Team Selection Test

The answer is $65$. Suppose that there are $x$ girl and $y$ boy students in the school. Obviously $xy\ge 21x+12y$ is a necessary condition for the existence of the tournament with given conditions. Let us show that this inequality is also a sufficient condition for the existence of the tournament. Let us consider $x\times y$ score table of the tournament. We put $1$ (alternatively $\varnothing$) in the intersection of $m$-th row and $n$-th column if $m$-th girl wins (alternatively loses) the match with $n$-th boy. Let us prove that there is a table in which each row contains at least $21$ entries $1$ and each column contains at least $12$ entries $\varnothing$.

We start with the table where each entry of the first $21$ columns is $1$ and each other entry is $\varnothing$ and step by step move to the table satisfying the conditions. Suppose that $k$-th column contains less than $12$ $\varnothing$'s. Since the total number of $\varnothing$'s is not less than $12y$ then some $l$-th column should contain more than $12$ $\varnothing$'s. In this case we choose a row such that the intersection of this row with $k$-th and $l$-th columns are $1$ and $\varnothing$, respectively and switch these two entries. After each move some column with $\varnothing$ shortage gains one $\varnothing$ and the total number of $1$ entries of each row does not change. Therefore after finite number of moves we will get the desired table. Done.

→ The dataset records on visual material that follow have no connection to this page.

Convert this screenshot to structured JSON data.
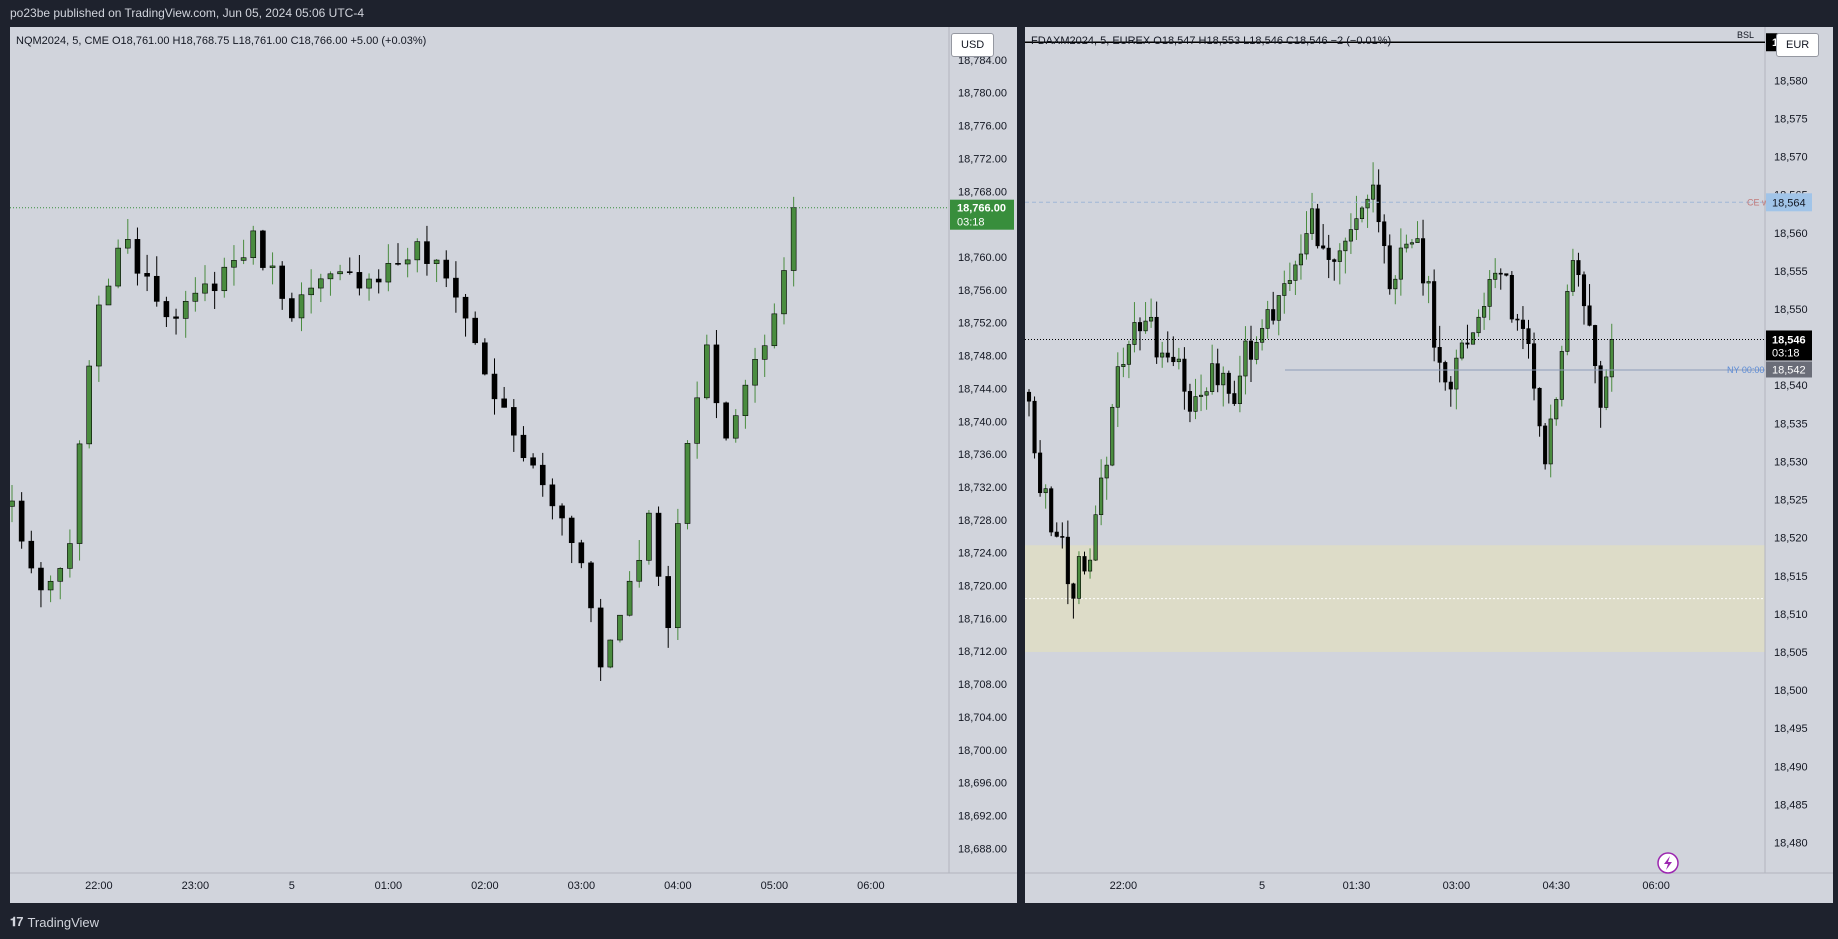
{
  "header": {
    "published": "po23be published on TradingView.com, Jun 05, 2024 05:06 UTC-4"
  },
  "footer": {
    "brand": "TradingView",
    "logo_icon": "tradingview-logo-icon"
  },
  "colors": {
    "background": "#d1d4dc",
    "bull": "#4a8c3f",
    "bear": "#000000",
    "grid_line": "#b2b5be",
    "last_price_nq": "#388e3c",
    "ce_label": "#a1c4e8",
    "zone": "#dddcc8"
  },
  "nq": {
    "legend": "NQM2024, 5, CME  O18,761.00  H18,768.75  L18,761.00  C18,766.00  +5.00 (+0.03%)",
    "currency": "USD",
    "last_price": "18,766.00",
    "countdown": "03:18"
  },
  "dax": {
    "legend": "FDAXM2024, 5, EUREX  O18,547  H18,553  L18,546  C18,546  −2 (−0.01%)",
    "currency": "EUR",
    "bsl_label": "BSL",
    "bsl_price": "18,585",
    "ce_label": "CE w",
    "ce_price": "18,564",
    "last_price": "18,546",
    "countdown": "03:18",
    "ny_label": "NY 00:00",
    "ny_price": "18,542",
    "flash_icon": "lightning-icon"
  },
  "chart_data": [
    {
      "type": "candlestick",
      "title": "NQM2024, 5, CME",
      "ylim": [
        18685,
        18788
      ],
      "y_ticks": [
        "18,784.00",
        "18,780.00",
        "18,776.00",
        "18,772.00",
        "18,768.00",
        "18,764.00",
        "18,760.00",
        "18,756.00",
        "18,752.00",
        "18,748.00",
        "18,744.00",
        "18,740.00",
        "18,736.00",
        "18,732.00",
        "18,728.00",
        "18,724.00",
        "18,720.00",
        "18,716.00",
        "18,712.00",
        "18,708.00",
        "18,704.00",
        "18,700.00",
        "18,696.00",
        "18,692.00",
        "18,688.00"
      ],
      "x_ticks": [
        "22:00",
        "23:00",
        "5",
        "01:00",
        "02:00",
        "03:00",
        "04:00",
        "05:00",
        "06:00"
      ],
      "x_tick_bar_index": [
        9,
        19,
        29,
        39,
        49,
        59,
        69,
        79,
        89
      ],
      "ohlc_keypoints": [
        {
          "bar": 0,
          "close": 18730
        },
        {
          "bar": 3,
          "close": 18718
        },
        {
          "bar": 6,
          "close": 18724
        },
        {
          "bar": 8,
          "close": 18748
        },
        {
          "bar": 11,
          "close": 18762
        },
        {
          "bar": 14,
          "close": 18758
        },
        {
          "bar": 17,
          "close": 18752
        },
        {
          "bar": 20,
          "close": 18756
        },
        {
          "bar": 25,
          "close": 18762
        },
        {
          "bar": 29,
          "close": 18754
        },
        {
          "bar": 33,
          "close": 18757
        },
        {
          "bar": 38,
          "close": 18758
        },
        {
          "bar": 42,
          "close": 18761
        },
        {
          "bar": 46,
          "close": 18756
        },
        {
          "bar": 49,
          "close": 18746
        },
        {
          "bar": 52,
          "close": 18738
        },
        {
          "bar": 56,
          "close": 18730
        },
        {
          "bar": 59,
          "close": 18724
        },
        {
          "bar": 61,
          "close": 18710
        },
        {
          "bar": 63,
          "close": 18717
        },
        {
          "bar": 66,
          "close": 18728
        },
        {
          "bar": 68,
          "close": 18716
        },
        {
          "bar": 70,
          "close": 18737
        },
        {
          "bar": 72,
          "close": 18748
        },
        {
          "bar": 74,
          "close": 18738
        },
        {
          "bar": 76,
          "close": 18744
        },
        {
          "bar": 78,
          "close": 18750
        },
        {
          "bar": 80,
          "close": 18758
        },
        {
          "bar": 81,
          "close": 18766
        }
      ]
    },
    {
      "type": "candlestick",
      "title": "FDAXM2024, 5, EUREX",
      "ylim": [
        18476,
        18587
      ],
      "y_ticks": [
        "18,580",
        "18,575",
        "18,570",
        "18,565",
        "18,560",
        "18,555",
        "18,550",
        "18,545",
        "18,540",
        "18,535",
        "18,530",
        "18,525",
        "18,520",
        "18,515",
        "18,510",
        "18,505",
        "18,500",
        "18,495",
        "18,490",
        "18,485",
        "18,480"
      ],
      "x_ticks": [
        "22:00",
        "5",
        "01:30",
        "03:00",
        "04:30",
        "06:00"
      ],
      "x_tick_bar_index": [
        17,
        42,
        59,
        77,
        95,
        113
      ],
      "levels": {
        "BSL": 18585,
        "CE w": 18564,
        "NY 00:00": 18542,
        "last": 18546
      },
      "zone": {
        "top": 18519,
        "bottom": 18505,
        "mid": 18512
      },
      "ohlc_keypoints": [
        {
          "bar": 0,
          "close": 18537
        },
        {
          "bar": 2,
          "close": 18526
        },
        {
          "bar": 5,
          "close": 18520
        },
        {
          "bar": 8,
          "close": 18514
        },
        {
          "bar": 11,
          "close": 18518
        },
        {
          "bar": 14,
          "close": 18531
        },
        {
          "bar": 16,
          "close": 18543
        },
        {
          "bar": 18,
          "close": 18545
        },
        {
          "bar": 21,
          "close": 18548
        },
        {
          "bar": 25,
          "close": 18544
        },
        {
          "bar": 29,
          "close": 18539
        },
        {
          "bar": 33,
          "close": 18541
        },
        {
          "bar": 37,
          "close": 18540
        },
        {
          "bar": 40,
          "close": 18545
        },
        {
          "bar": 43,
          "close": 18549
        },
        {
          "bar": 47,
          "close": 18553
        },
        {
          "bar": 51,
          "close": 18561
        },
        {
          "bar": 55,
          "close": 18557
        },
        {
          "bar": 59,
          "close": 18563
        },
        {
          "bar": 62,
          "close": 18566
        },
        {
          "bar": 65,
          "close": 18552
        },
        {
          "bar": 69,
          "close": 18560
        },
        {
          "bar": 72,
          "close": 18552
        },
        {
          "bar": 75,
          "close": 18538
        },
        {
          "bar": 78,
          "close": 18545
        },
        {
          "bar": 81,
          "close": 18548
        },
        {
          "bar": 84,
          "close": 18556
        },
        {
          "bar": 87,
          "close": 18550
        },
        {
          "bar": 90,
          "close": 18546
        },
        {
          "bar": 93,
          "close": 18530
        },
        {
          "bar": 95,
          "close": 18540
        },
        {
          "bar": 98,
          "close": 18556
        },
        {
          "bar": 101,
          "close": 18548
        },
        {
          "bar": 103,
          "close": 18538
        },
        {
          "bar": 105,
          "close": 18546
        }
      ]
    }
  ]
}
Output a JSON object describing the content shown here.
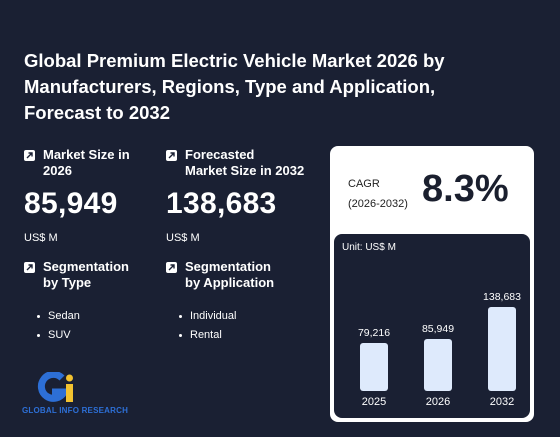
{
  "title": "Global Premium Electric Vehicle Market 2026 by Manufacturers, Regions, Type and Application, Forecast to 2032",
  "market_size": {
    "label_line1": "Market Size in",
    "label_line2": "2026",
    "value": "85,949",
    "unit": "US$ M"
  },
  "forecast": {
    "label_line1": "Forecasted",
    "label_line2": "Market Size in 2032",
    "value": "138,683",
    "unit": "US$ M"
  },
  "segmentation_type": {
    "label_line1": "Segmentation",
    "label_line2": "by Type",
    "items": [
      "Sedan",
      "SUV"
    ]
  },
  "segmentation_application": {
    "label_line1": "Segmentation",
    "label_line2": "by Application",
    "items": [
      "Individual",
      "Rental"
    ]
  },
  "cagr": {
    "label_line1": "CAGR",
    "label_line2": "(2026-2032)",
    "value": "8.3%"
  },
  "logo": {
    "text": "GLOBAL INFO RESEARCH"
  },
  "chart_data": {
    "type": "bar",
    "unit_label": "Unit: US$ M",
    "categories": [
      "2025",
      "2026",
      "2032"
    ],
    "values": [
      79216,
      85949,
      138683
    ],
    "value_labels": [
      "79,216",
      "85,949",
      "138,683"
    ]
  },
  "colors": {
    "background": "#1a2033",
    "bar": "#deeafc",
    "logo_blue": "#2d6fd6",
    "logo_yellow": "#f2c230"
  }
}
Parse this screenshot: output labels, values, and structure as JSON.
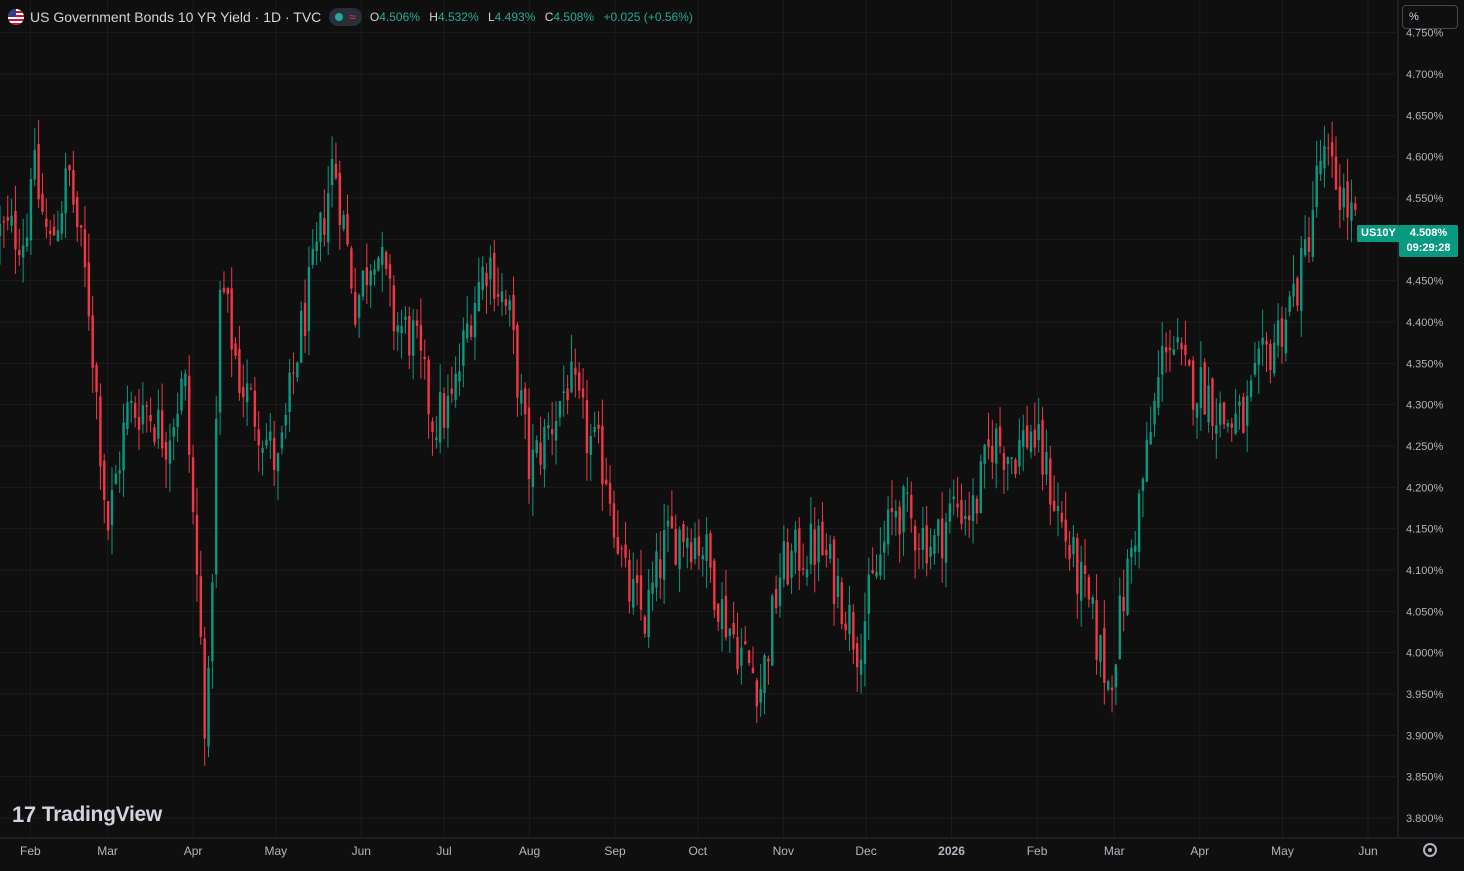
{
  "legend": {
    "title": "US Government Bonds 10 YR Yield · 1D · TVC",
    "open_label": "O",
    "open": "4.506%",
    "high_label": "H",
    "high": "4.532%",
    "low_label": "L",
    "low": "4.493%",
    "close_label": "C",
    "close": "4.508%",
    "change": "+0.025 (+0.56%)",
    "flag_icon": "us-flag-icon",
    "status_icon": "market-open-dot-icon",
    "wave_icon": "≈"
  },
  "price_scale": {
    "unit": "%"
  },
  "last_price": {
    "symbol": "US10Y",
    "value": "4.508%",
    "countdown": "09:29:28"
  },
  "watermark": {
    "glyph": "17",
    "text": "TradingView"
  },
  "colors": {
    "up": "#089981",
    "down": "#f23645",
    "background": "#0f0f0f",
    "grid": "#1c1c1c",
    "text": "#d1d4dc"
  },
  "chart_data": {
    "type": "candlestick",
    "title": "US Government Bonds 10 YR Yield · 1D · TVC",
    "xlabel": "",
    "ylabel": "",
    "ylim": [
      3.78,
      4.75
    ],
    "grid": true,
    "y_ticks": [
      "4.750%",
      "4.700%",
      "4.650%",
      "4.600%",
      "4.550%",
      "4.500%",
      "4.450%",
      "4.400%",
      "4.350%",
      "4.300%",
      "4.250%",
      "4.200%",
      "4.150%",
      "4.100%",
      "4.050%",
      "4.000%",
      "3.950%",
      "3.900%",
      "3.850%",
      "3.800%"
    ],
    "x_ticks": [
      "Feb",
      "Mar",
      "Apr",
      "May",
      "Jun",
      "Jul",
      "Aug",
      "Sep",
      "Oct",
      "Nov",
      "Dec",
      "2026",
      "Feb",
      "Mar",
      "Apr",
      "May",
      "Jun"
    ],
    "series_close": [
      {
        "date": "2025-02-01",
        "close": 4.6
      },
      {
        "date": "2025-02-08",
        "close": 4.49
      },
      {
        "date": "2025-02-15",
        "close": 4.58
      },
      {
        "date": "2025-02-22",
        "close": 4.43
      },
      {
        "date": "2025-03-01",
        "close": 4.15
      },
      {
        "date": "2025-03-08",
        "close": 4.29
      },
      {
        "date": "2025-03-15",
        "close": 4.3
      },
      {
        "date": "2025-03-22",
        "close": 4.26
      },
      {
        "date": "2025-03-29",
        "close": 4.33
      },
      {
        "date": "2025-04-04",
        "close": 4.0
      },
      {
        "date": "2025-04-06",
        "close": 3.88
      },
      {
        "date": "2025-04-11",
        "close": 4.45
      },
      {
        "date": "2025-04-18",
        "close": 4.33
      },
      {
        "date": "2025-04-25",
        "close": 4.28
      },
      {
        "date": "2025-05-02",
        "close": 4.22
      },
      {
        "date": "2025-05-09",
        "close": 4.37
      },
      {
        "date": "2025-05-16",
        "close": 4.48
      },
      {
        "date": "2025-05-22",
        "close": 4.6
      },
      {
        "date": "2025-05-30",
        "close": 4.42
      },
      {
        "date": "2025-06-06",
        "close": 4.5
      },
      {
        "date": "2025-06-13",
        "close": 4.4
      },
      {
        "date": "2025-06-20",
        "close": 4.38
      },
      {
        "date": "2025-06-27",
        "close": 4.28
      },
      {
        "date": "2025-07-04",
        "close": 4.3
      },
      {
        "date": "2025-07-11",
        "close": 4.42
      },
      {
        "date": "2025-07-17",
        "close": 4.48
      },
      {
        "date": "2025-07-25",
        "close": 4.4
      },
      {
        "date": "2025-08-01",
        "close": 4.22
      },
      {
        "date": "2025-08-08",
        "close": 4.27
      },
      {
        "date": "2025-08-15",
        "close": 4.33
      },
      {
        "date": "2025-08-22",
        "close": 4.26
      },
      {
        "date": "2025-08-29",
        "close": 4.22
      },
      {
        "date": "2025-09-05",
        "close": 4.08
      },
      {
        "date": "2025-09-12",
        "close": 4.04
      },
      {
        "date": "2025-09-19",
        "close": 4.13
      },
      {
        "date": "2025-09-26",
        "close": 4.15
      },
      {
        "date": "2025-10-03",
        "close": 4.13
      },
      {
        "date": "2025-10-10",
        "close": 4.05
      },
      {
        "date": "2025-10-17",
        "close": 4.0
      },
      {
        "date": "2025-10-24",
        "close": 3.96
      },
      {
        "date": "2025-10-31",
        "close": 4.1
      },
      {
        "date": "2025-11-07",
        "close": 4.12
      },
      {
        "date": "2025-11-14",
        "close": 4.13
      },
      {
        "date": "2025-11-21",
        "close": 4.08
      },
      {
        "date": "2025-11-28",
        "close": 4.01
      },
      {
        "date": "2025-12-05",
        "close": 4.1
      },
      {
        "date": "2025-12-12",
        "close": 4.18
      },
      {
        "date": "2025-12-19",
        "close": 4.15
      },
      {
        "date": "2025-12-26",
        "close": 4.13
      },
      {
        "date": "2026-01-02",
        "close": 4.18
      },
      {
        "date": "2026-01-09",
        "close": 4.17
      },
      {
        "date": "2026-01-16",
        "close": 4.26
      },
      {
        "date": "2026-01-23",
        "close": 4.24
      },
      {
        "date": "2026-01-30",
        "close": 4.27
      },
      {
        "date": "2026-02-06",
        "close": 4.2
      },
      {
        "date": "2026-02-13",
        "close": 4.12
      },
      {
        "date": "2026-02-20",
        "close": 4.05
      },
      {
        "date": "2026-02-27",
        "close": 3.96
      },
      {
        "date": "2026-03-06",
        "close": 4.1
      },
      {
        "date": "2026-03-13",
        "close": 4.24
      },
      {
        "date": "2026-03-20",
        "close": 4.39
      },
      {
        "date": "2026-03-27",
        "close": 4.33
      },
      {
        "date": "2026-04-03",
        "close": 4.32
      },
      {
        "date": "2026-04-10",
        "close": 4.28
      },
      {
        "date": "2026-04-17",
        "close": 4.28
      },
      {
        "date": "2026-04-24",
        "close": 4.35
      },
      {
        "date": "2026-05-01",
        "close": 4.4
      },
      {
        "date": "2026-05-08",
        "close": 4.46
      },
      {
        "date": "2026-05-15",
        "close": 4.6
      },
      {
        "date": "2026-05-22",
        "close": 4.56
      },
      {
        "date": "2026-05-28",
        "close": 4.508
      }
    ]
  }
}
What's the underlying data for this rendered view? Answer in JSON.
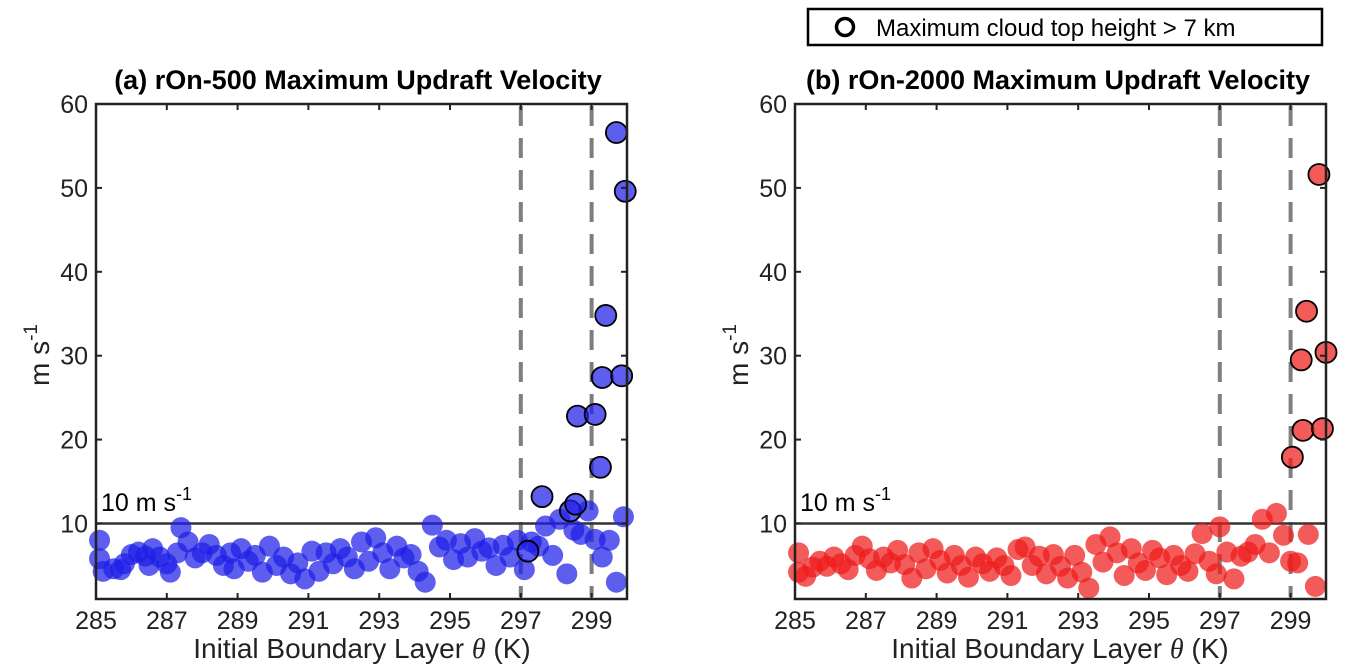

Now let us find the minimal value of $x+y$. The inequality $(x-12)(y-21)\ge 12\cdot 21$ is equivalent to $xy\ge 21x+12y$. By AM-GM inequality we get $$(x-12)+(y-21)\ge 2\sqrt{(x-12)(y-21)}\ge 2\sqrt{12\cdot 21}>31.$$ Thus, $x+y\ge 12+21+32=65$. Any pair out of $(26,39)$, $(27,38)$, $(28,37)$, $(29,36)$, $(30,35)$ with sum $65$ satisfies the condition $xy\ge 21x+12y$. Done.